Our Audience

andy-wei

Over the holidays, like every one else, I was evaluating the past year and asking myself if there were any fundamental changes I needed to make to Artprof.org. I was talking to a family member about our YouTube channel and he was surprised to hear that our 30 minute portfolio critiques are actually significantly more popular than our tutorials.

The average length of a video on YouTube is generally around 5-10 minutes. We did experiment a ways back with short format video, where we divided up our tutorials into several short segments that were about 2 or 3 minutes long. I was surprised when we started getting comments requesting the tutorials be in a video that was an hour long instead.

However, our audience seems really different in that they seem to like our longer videos more than our shorter videos. Compared to our 30 minute portfolio critiques, our 1 minute Crit Quickies haven’t fared nearly as well.  When my family member pointed that out, I started to realize how specific our audience is.

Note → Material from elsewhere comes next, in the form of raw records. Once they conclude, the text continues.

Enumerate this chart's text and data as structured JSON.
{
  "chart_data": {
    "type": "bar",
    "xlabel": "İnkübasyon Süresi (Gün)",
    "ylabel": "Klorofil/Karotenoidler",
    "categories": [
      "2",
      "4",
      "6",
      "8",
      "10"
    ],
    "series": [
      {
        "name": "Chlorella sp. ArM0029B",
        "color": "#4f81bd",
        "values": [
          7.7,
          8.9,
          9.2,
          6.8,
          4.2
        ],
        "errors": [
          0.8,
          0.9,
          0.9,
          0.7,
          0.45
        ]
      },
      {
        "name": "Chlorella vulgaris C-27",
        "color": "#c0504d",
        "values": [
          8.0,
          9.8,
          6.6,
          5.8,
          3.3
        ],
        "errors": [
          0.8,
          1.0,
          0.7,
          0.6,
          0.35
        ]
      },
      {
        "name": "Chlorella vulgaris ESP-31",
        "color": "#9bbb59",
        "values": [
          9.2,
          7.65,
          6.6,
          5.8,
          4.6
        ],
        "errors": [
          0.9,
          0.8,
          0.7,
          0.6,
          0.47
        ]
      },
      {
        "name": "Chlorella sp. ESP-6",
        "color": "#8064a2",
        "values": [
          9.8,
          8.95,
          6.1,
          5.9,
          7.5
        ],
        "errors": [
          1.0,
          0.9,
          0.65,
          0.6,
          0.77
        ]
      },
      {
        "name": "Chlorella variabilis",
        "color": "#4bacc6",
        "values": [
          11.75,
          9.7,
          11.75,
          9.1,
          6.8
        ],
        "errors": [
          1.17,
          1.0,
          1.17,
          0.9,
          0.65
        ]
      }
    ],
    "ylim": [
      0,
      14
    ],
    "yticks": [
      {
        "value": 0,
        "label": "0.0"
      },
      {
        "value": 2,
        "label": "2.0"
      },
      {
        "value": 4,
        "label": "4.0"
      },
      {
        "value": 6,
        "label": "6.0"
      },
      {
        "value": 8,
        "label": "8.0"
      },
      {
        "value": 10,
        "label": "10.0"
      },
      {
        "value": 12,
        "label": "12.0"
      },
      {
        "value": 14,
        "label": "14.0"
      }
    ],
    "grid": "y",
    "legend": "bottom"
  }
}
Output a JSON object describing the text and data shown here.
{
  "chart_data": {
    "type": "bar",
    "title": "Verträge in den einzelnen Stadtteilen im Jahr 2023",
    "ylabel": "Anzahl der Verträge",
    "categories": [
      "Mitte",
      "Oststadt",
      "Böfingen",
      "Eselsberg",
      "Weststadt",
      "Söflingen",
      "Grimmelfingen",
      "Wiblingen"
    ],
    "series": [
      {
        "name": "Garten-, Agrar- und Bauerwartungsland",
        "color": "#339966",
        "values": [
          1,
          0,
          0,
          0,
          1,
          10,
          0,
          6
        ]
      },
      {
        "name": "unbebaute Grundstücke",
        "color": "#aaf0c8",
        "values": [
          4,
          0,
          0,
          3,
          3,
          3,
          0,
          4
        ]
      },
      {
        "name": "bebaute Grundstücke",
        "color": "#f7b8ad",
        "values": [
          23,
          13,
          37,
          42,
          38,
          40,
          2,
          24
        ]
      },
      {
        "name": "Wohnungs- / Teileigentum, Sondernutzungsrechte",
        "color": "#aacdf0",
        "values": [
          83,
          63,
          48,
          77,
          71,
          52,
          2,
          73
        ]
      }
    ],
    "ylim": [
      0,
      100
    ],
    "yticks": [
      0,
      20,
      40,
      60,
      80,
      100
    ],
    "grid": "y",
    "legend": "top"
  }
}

Last week we introduced Live Art Critiques on our YouTube channel, and we have a new schedule so that there will be 1-2 new video critiques every week so that we are consistently uploading new content. Our video tutorials are incredibly time consuming to produce, and there’s no way I can count on releasing our tutorials on a consistent basis.

Another revelation about our audience became clear when the submissions for the Live Art Critiques started to pour in. I’ve watched other YouTube channels of artists who do critiques, and the type of artwork that gets critiqued is really specific.  There is one channel I looked at that is all hyper-realistic colored pencil drawings of animals and celebrity portraits that look like xeroxes of photos.

The submissions we’ve been getting of course have a gigantic range of experience and skill, but what is apparent is that our audience is thoughtful, intelligent, and really trying to engage not just with the technical aspects of creating the artwork, but also on a conceptual basis. So many YouTube channels I’ve seen emphasize only technique, specifically photo realism, whereas our audience seems to be really thinking about their subject matter, and making an artistic statement.